Il y a d'autres choses encore, dans cette ébauche roman, qui font tressaillir le lecteur de La Recherche : j'y reviendrai probablement (ouais... on dit ça !).
Une heure. – Il est curieux de noter que si, dans Jean Santeuil, le futur Combray de La Recherche se nomme Éteuilles, les rues que l'on y rencontre portent déjà les noms qu'elles auront à Combray : rues de l'Oiseau, du Saint-Esprit, Saint-Hilaire, etc.
Quant à la future et magnifique Françoise, elle se prénomme ici Ernestine. Mais elle partage avec celle dont elle est l'esquisse cet étrange sadisme qui la pousse à rendre infernale la vie de la pauvre fille de cuisine que ses maîtres ont placée sous ses ordres.
Il est frappant de constater une autre chose : si, à Éteuilles (qui vient sous mes yeux de se transmuer en Sargeau...), la maison est partagée par Jean avec des cousins à peu près de son âge, ceux-ci seront totalement éliminés dans La Recherche : le Narrateur enfant doit régner sans partage sur son monde d'adultes. Raison qui, dans l'un comme dans l'autre roman, a conduit et conduira Proust à éliminer radicalement son frère cadet...
– Les invitations bien tentantes : Le distingué professeur Cingal nous émoustille avec la tenue prochaine, à Bordeaux, d'un “arpentage littéraire”. Il s'agira d'arpenter un livre au titre fort alléchant : La poétique de la cale, d'une certaine Fabienne Kanor. Et on arpentera sous la houlette d'une non moins certaine Ella Bordai qui n'est rien de moins que “animatrice en éducation populaire politique”. Éducation populaire politique vous a, je trouve, un délicieux parfum de Komsomol et de Jeunesses hitlériennes…
Trois heures.
– Je viens, par internet, de nous réserver une place de parking pour
les 1 et 2 juin prochain, pas trop loin de notre hôtel. L'affaire m'a
bien pris une demi-heure… et je suis littéralement fourbu : c'est beau,
la vieillesse !
Quatre heures. – Chez le jeune Proust, Éteuilles s'était déjà transformé en Sargeau ; mais voici que, quelques pages plus loin, la réalité reprend le dessus... et que Éteuilles-Sargeau retrouve son véritable nom d'Illiers.
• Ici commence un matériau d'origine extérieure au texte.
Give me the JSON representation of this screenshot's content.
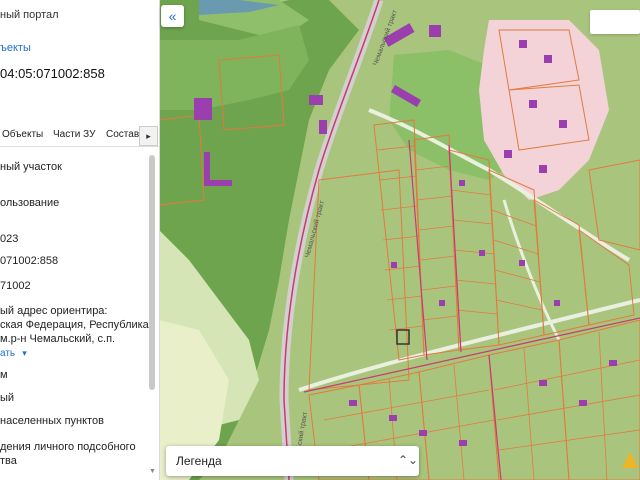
{
  "panel": {
    "portal_title": "ный портал",
    "objects_link": "ъекты",
    "cadastral_number": "04:05:071002:858",
    "tabs": [
      {
        "label": "Объекты"
      },
      {
        "label": "Части ЗУ"
      },
      {
        "label": "Состав"
      }
    ],
    "tabs_next": "▸",
    "fields": [
      "ный участок",
      "ользование",
      "023",
      "071002:858",
      "71002",
      "ый адрес ориентира:",
      "ская Федерация, Республика",
      "м.р-н Чемальский, с.п.",
      "м",
      "ый",
      "населенных пунктов",
      "дения личного подсобного",
      "тва"
    ],
    "show_link": "ать",
    "show_chevron": "▾"
  },
  "map": {
    "collapse_icon": "«",
    "road_labels": [
      "Чемальский тракт",
      "Чемальский тракт",
      "Чемальский тракт"
    ],
    "legend_label": "Легенда",
    "legend_arrows": "⌃⌄"
  },
  "colors": {
    "forest": "#6fa34e",
    "meadow": "#a8c37c",
    "parcel_border": "#e27a3f",
    "road_border": "#c73a73",
    "building": "#9b3fae",
    "link": "#1f6fd1"
  }
}
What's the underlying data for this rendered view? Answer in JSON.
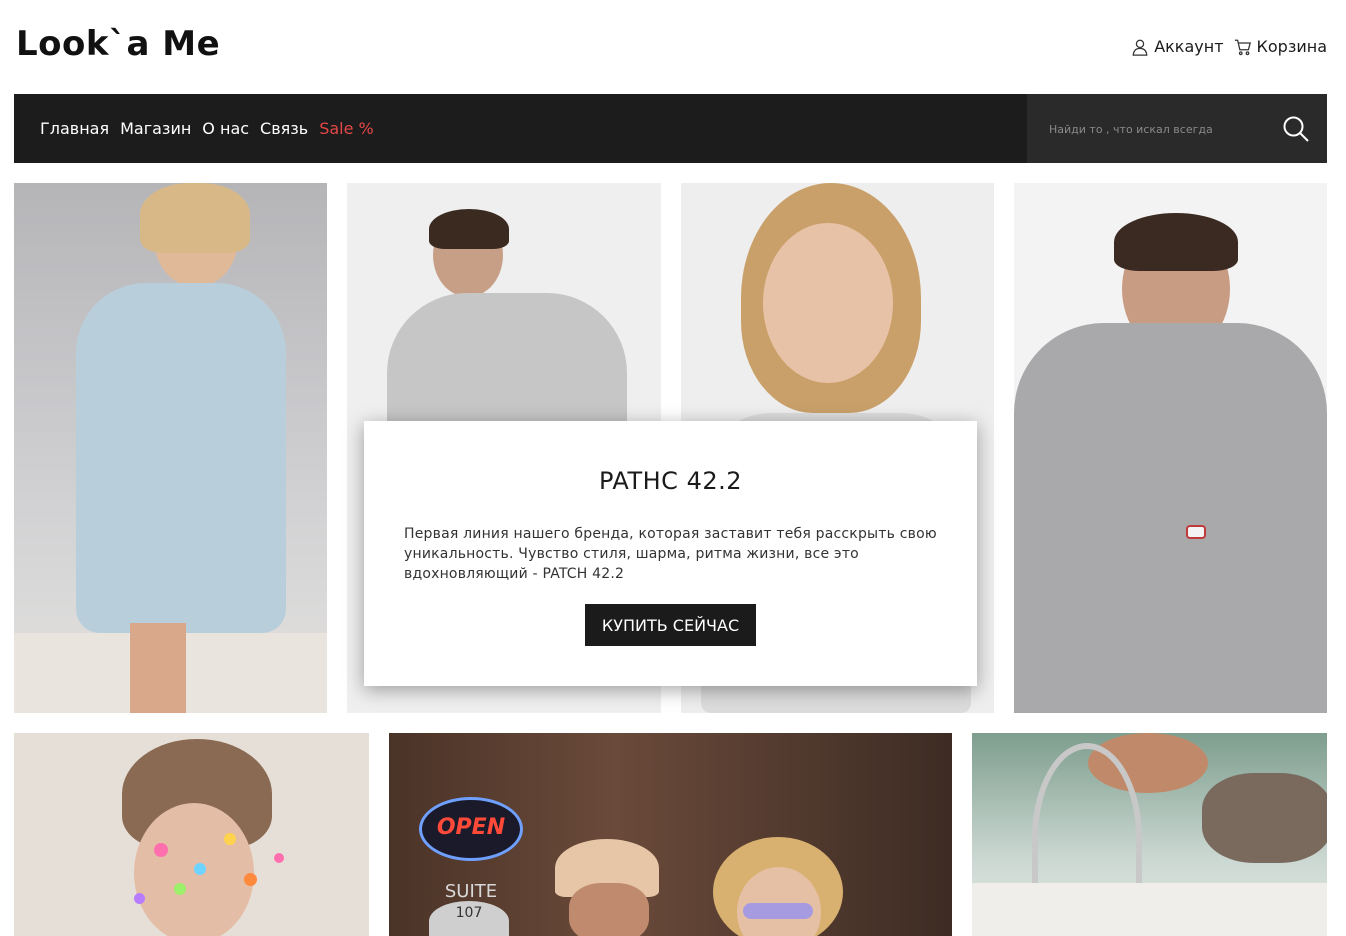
{
  "logo": "Look`a Me",
  "header": {
    "account_label": "Аккаунт",
    "cart_label": "Корзина"
  },
  "nav": {
    "items": [
      "Главная",
      "Магазин",
      "О нас",
      "Связь"
    ],
    "sale_label": "Sale %",
    "sale_color": "#e44747"
  },
  "search": {
    "placeholder": "Найди то , что искал всегда"
  },
  "promo": {
    "title": "PATHC 42.2",
    "text": "Первая линия нашего бренда, которая заставит тебя расскрыть свою уникальность. Чувство стиля, шарма, ритма жизни, все это вдохновляющий - PATCH 42.2",
    "button_label": "КУПИТЬ СЕЙЧАС"
  },
  "gallery": {
    "sign_open": "OPEN",
    "sign_suite": "SUITE",
    "sign_number": "107"
  },
  "colors": {
    "navbar": "#1c1c1c",
    "search_bg": "#2a2a2a",
    "button": "#1b1b1b"
  }
}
(Quand je dis “plus loin”, cela veut dire seulement : “plus loin dans la Pléiade”. Car, dans la réalité, on ne sait pas trop dans quel ordre Proust a composé les diverses pièces du puzzle Jean Santeuil.)
Et s'il n'y avait que le village pour changer ainsi de nom au gré des fantaisies de l'écrivain ! Mais les gens aussi vivent sous le règne de la même incertitude quasi onirique. Ainsi Ernestine – la future Françoise de La Recherche – devient-elle soudain Félicie. En attendant, peut-être, la nouvelle métamorphose qui la guette au chapitre suivant.
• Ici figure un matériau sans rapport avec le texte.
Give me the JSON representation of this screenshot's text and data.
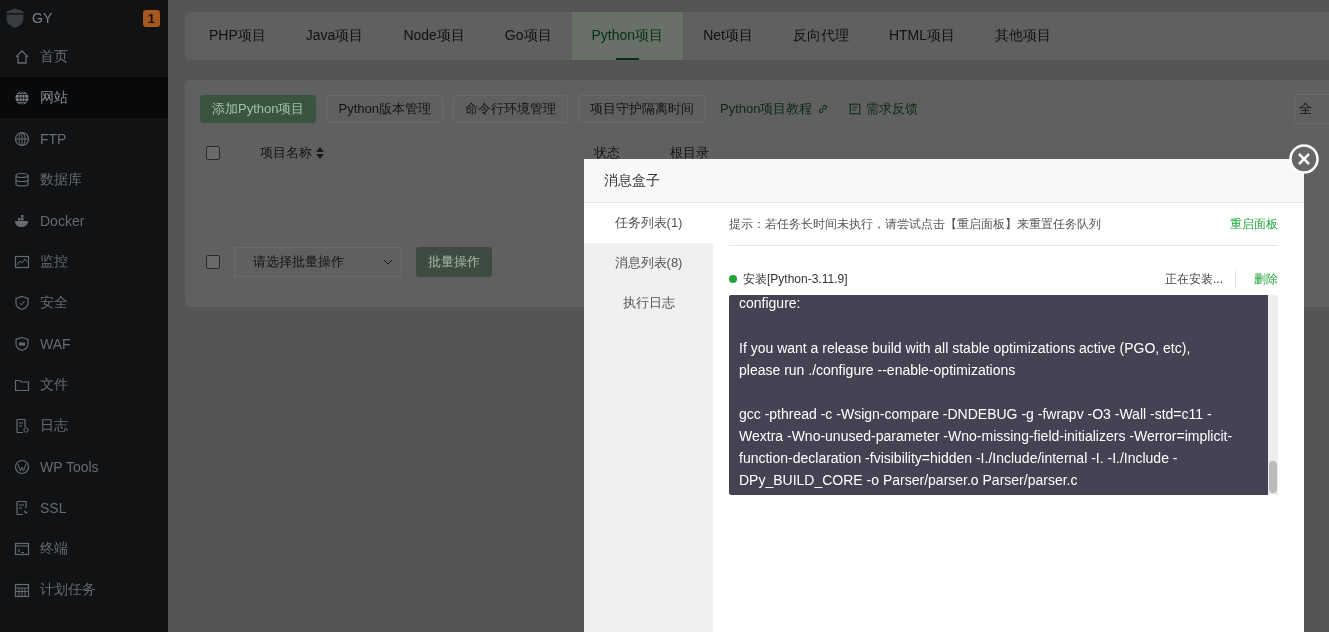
{
  "sidebar": {
    "brand": "GY",
    "badge": "1",
    "items": [
      {
        "label": "首页",
        "selected": false
      },
      {
        "label": "网站",
        "selected": true
      },
      {
        "label": "FTP",
        "selected": false
      },
      {
        "label": "数据库",
        "selected": false
      },
      {
        "label": "Docker",
        "selected": false
      },
      {
        "label": "监控",
        "selected": false
      },
      {
        "label": "安全",
        "selected": false
      },
      {
        "label": "WAF",
        "selected": false
      },
      {
        "label": "文件",
        "selected": false
      },
      {
        "label": "日志",
        "selected": false
      },
      {
        "label": "WP Tools",
        "selected": false
      },
      {
        "label": "SSL",
        "selected": false
      },
      {
        "label": "终端",
        "selected": false
      },
      {
        "label": "计划任务",
        "selected": false
      }
    ]
  },
  "tabs": [
    {
      "label": "PHP项目",
      "selected": false
    },
    {
      "label": "Java项目",
      "selected": false
    },
    {
      "label": "Node项目",
      "selected": false
    },
    {
      "label": "Go项目",
      "selected": false
    },
    {
      "label": "Python项目",
      "selected": true
    },
    {
      "label": "Net项目",
      "selected": false
    },
    {
      "label": "反向代理",
      "selected": false
    },
    {
      "label": "HTML项目",
      "selected": false
    },
    {
      "label": "其他项目",
      "selected": false
    }
  ],
  "toolbar": {
    "buttons": [
      {
        "label": "添加Python项目",
        "kind": "primary"
      },
      {
        "label": "Python版本管理",
        "kind": "default"
      },
      {
        "label": "命令行环境管理",
        "kind": "default"
      },
      {
        "label": "项目守护隔离时间",
        "kind": "default"
      }
    ],
    "links": [
      {
        "label": "Python项目教程"
      },
      {
        "label": "需求反馈"
      }
    ],
    "filter": "全"
  },
  "table": {
    "select_all": {
      "checked": false
    },
    "columns": [
      {
        "label": "项目名称"
      },
      {
        "label": "状态"
      },
      {
        "label": "根目录"
      }
    ]
  },
  "batch": {
    "checked": false,
    "placeholder": "请选择批量操作",
    "button": "批量操作"
  },
  "modal": {
    "title": "消息盒子",
    "nav": [
      {
        "label": "任务列表(1)",
        "selected": true
      },
      {
        "label": "消息列表(8)",
        "selected": false
      },
      {
        "label": "执行日志",
        "selected": false
      }
    ],
    "hint": "提示：若任务长时间未执行，请尝试点击【重启面板】来重置任务队列",
    "restart": "重启面板",
    "task": {
      "name": "安装[Python-3.11.9]",
      "status": "正在安装...",
      "delete": "删除",
      "running": true
    },
    "log": [
      [
        "configure:"
      ],
      [
        "If you want a release build with all stable optimizations active (PGO, etc),",
        "please run ./configure --enable-optimizations"
      ],
      [
        "gcc -pthread -c -Wsign-compare -DNDEBUG -g -fwrapv -O3 -Wall    -std=c11 -",
        "Wextra -Wno-unused-parameter -Wno-missing-field-initializers -Werror=implicit-",
        "function-declaration -fvisibility=hidden  -I./Include/internal  -I. -I./Include    -",
        "DPy_BUILD_CORE -o Parser/parser.o Parser/parser.c"
      ]
    ]
  }
}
(Eh ! qu'est-ce que je disais ? Voici que, dès le paragraphe suivant, Félicie accomplit un genre de mini-mue pour devenir Félicité !)
Six heures. – La Renaissance : je me demande quelle tête ont bien pu faire tous ces hommes et femmes quand, un matin, au saut du lit, ils se sont aperçus qu'ils venaient de sortir du Moyen Âge.
Samedi 6
Neuf heures. – Dans Jean Santeuil, les métamorphoses et les transmutations se poursuivent, au fil de la lecture, donnant à celle-ci quelque chose d'irréel, presque de féerique. Ainsi, la grand-tante de Jean, qui jusqu'ici était madame Sureau, devient brusquement – à la page 340 de l'édition Pléiade – madame Servan. On la découvre alors ne sortant plus de chez elle, scrutant la rue depuis sa chaise devant la fenêtre. Si bien que le lecteur comprend que, tel un papillon à demi extrait de sa chrysalide, elle est déjà en train d'accomplir la métamorphose qui, dans une quinzaine d'années, fera d'elle la très-précieuse tante Léonie (Léonie qui, en outre, était le deuxième prénom de ma grand-mère maternelle, laquelle est née à peu près dans le même temps que Proust accouchait de son inoubliable tante).
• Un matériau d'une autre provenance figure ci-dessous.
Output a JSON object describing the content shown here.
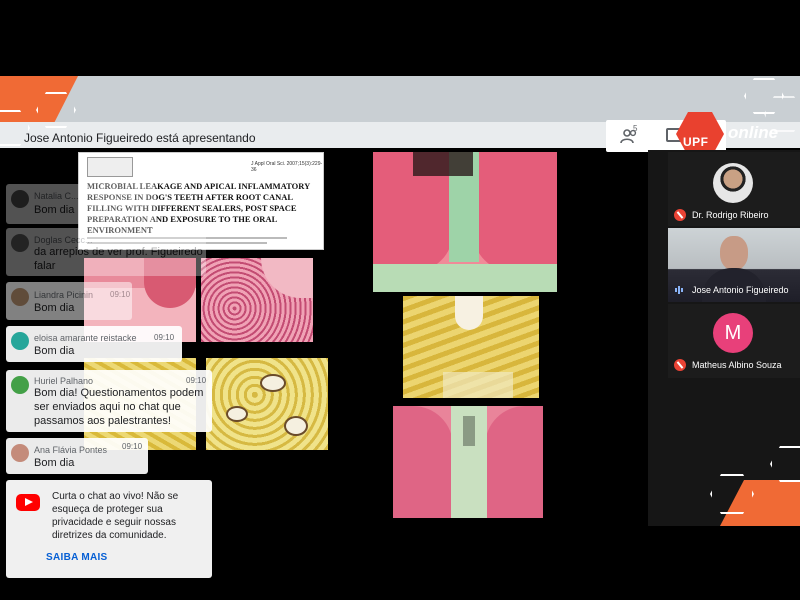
{
  "meet": {
    "presenting_text": "Jose Antonio Figueiredo está apresentando",
    "participant_count": "5",
    "brand": {
      "logo_text": "UPF",
      "suffix": "online",
      "accent": "#f06a35",
      "logo_color": "#e9412f"
    }
  },
  "participants": [
    {
      "name": "Dr. Rodrigo Ribeiro",
      "muted": true
    },
    {
      "name": "Jose Antonio Figueiredo",
      "muted": false,
      "speaking": true
    },
    {
      "name": "Matheus Albino Souza",
      "initial": "M",
      "muted": true,
      "avatar_color": "#e8407a"
    }
  ],
  "slide": {
    "paper_ref": "J Appl Oral Sci. 2007;15(3):229-36",
    "paper_title": "MICROBIAL LEAKAGE AND APICAL INFLAMMATORY RESPONSE IN DOG'S TEETH AFTER ROOT CANAL FILLING WITH DIFFERENT SEALERS, POST SPACE PREPARATION AND EXPOSURE TO THE ORAL ENVIRONMENT"
  },
  "chat": {
    "messages": [
      {
        "author": "Natalia C...",
        "time": "",
        "text": "Bom dia",
        "faded": true
      },
      {
        "author": "Doglas Cecc...",
        "time": "",
        "text": "da arrepios de ver prof. Figueiredo falar",
        "faded": true
      },
      {
        "author": "Liandra Picinin",
        "time": "09:10",
        "text": "Bom dia",
        "faded": true
      },
      {
        "author": "eloisa amarante reistacke",
        "time": "09:10",
        "text": "Bom dia"
      },
      {
        "author": "Huriel Palhano",
        "time": "09:10",
        "text": "Bom dia! Questionamentos podem ser enviados aqui no chat que passamos aos palestrantes!"
      },
      {
        "author": "Ana Flávia Pontes",
        "time": "09:10",
        "text": "Bom dia"
      }
    ],
    "promo": {
      "text": "Curta o chat ao vivo! Não se esqueça de proteger sua privacidade e seguir nossas diretrizes da comunidade.",
      "link": "SAIBA MAIS"
    }
  }
}
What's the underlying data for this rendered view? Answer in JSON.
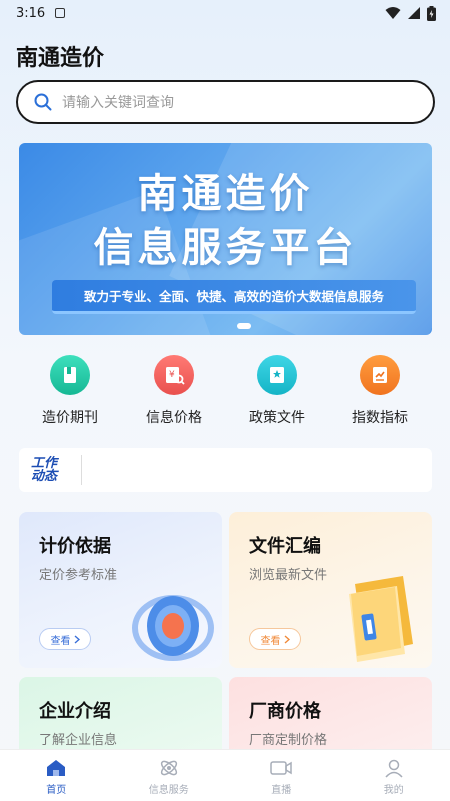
{
  "status_bar": {
    "time": "3:16"
  },
  "header": {
    "title": "南通造价"
  },
  "search": {
    "placeholder": "请输入关键词查询"
  },
  "banner": {
    "line1": "南通造价",
    "line2": "信息服务平台",
    "tagline": "致力于专业、全面、快捷、高效的造价大数据信息服务"
  },
  "quick_nav": [
    {
      "label": "造价期刊",
      "icon": "journal-icon",
      "color": "#1ecba6"
    },
    {
      "label": "信息价格",
      "icon": "price-info-icon",
      "color": "#f0605e"
    },
    {
      "label": "政策文件",
      "icon": "policy-document-icon",
      "color": "#1dbfd0"
    },
    {
      "label": "指数指标",
      "icon": "index-chart-icon",
      "color": "#f5822a"
    }
  ],
  "news": {
    "logo_top": "工作",
    "logo_bottom": "动态"
  },
  "cards": [
    {
      "title": "计价依据",
      "subtitle": "定价参考标准",
      "button": "查看",
      "accent": "#3a6fd8"
    },
    {
      "title": "文件汇编",
      "subtitle": "浏览最新文件",
      "button": "查看",
      "accent": "#f08a3a"
    },
    {
      "title": "企业介绍",
      "subtitle": "了解企业信息"
    },
    {
      "title": "厂商价格",
      "subtitle": "厂商定制价格"
    }
  ],
  "tabs": [
    {
      "label": "首页",
      "icon": "home-icon",
      "active": true
    },
    {
      "label": "信息服务",
      "icon": "info-service-icon",
      "active": false
    },
    {
      "label": "直播",
      "icon": "live-video-icon",
      "active": false
    },
    {
      "label": "我的",
      "icon": "profile-icon",
      "active": false
    }
  ]
}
– À quoi ressemble Jean Santeuil, tel qu'on peut le lire aujourd'hui ? Recourons à une métaphore maritime : si À la recherche du temps perdu était un superbe navire de pleine mer, un galion de haute époque, Jean Santeuil en serait l'épave, rejetée sur le rivage après avoir été longuement ballottée, saccagée, démantelée par les éléments. On reconnaît certaines des parties d'origine, on reconstitue la splendeur des grandes voiles à partir d'un tronçon de mât, on peuple en imagination le pont défoncé et vermoulu de tous les fiers personnages qui l'ont un jour arpenté, ainsi de suite. Le paradoxe, ce qui donne à cette lecture son côté étrange, presque fantasmagorique, c'est que, dans ce cas, l'épave a précédé le navire dans le temps. Il s'agit en quelque sorte d'une épave avant-coureuse.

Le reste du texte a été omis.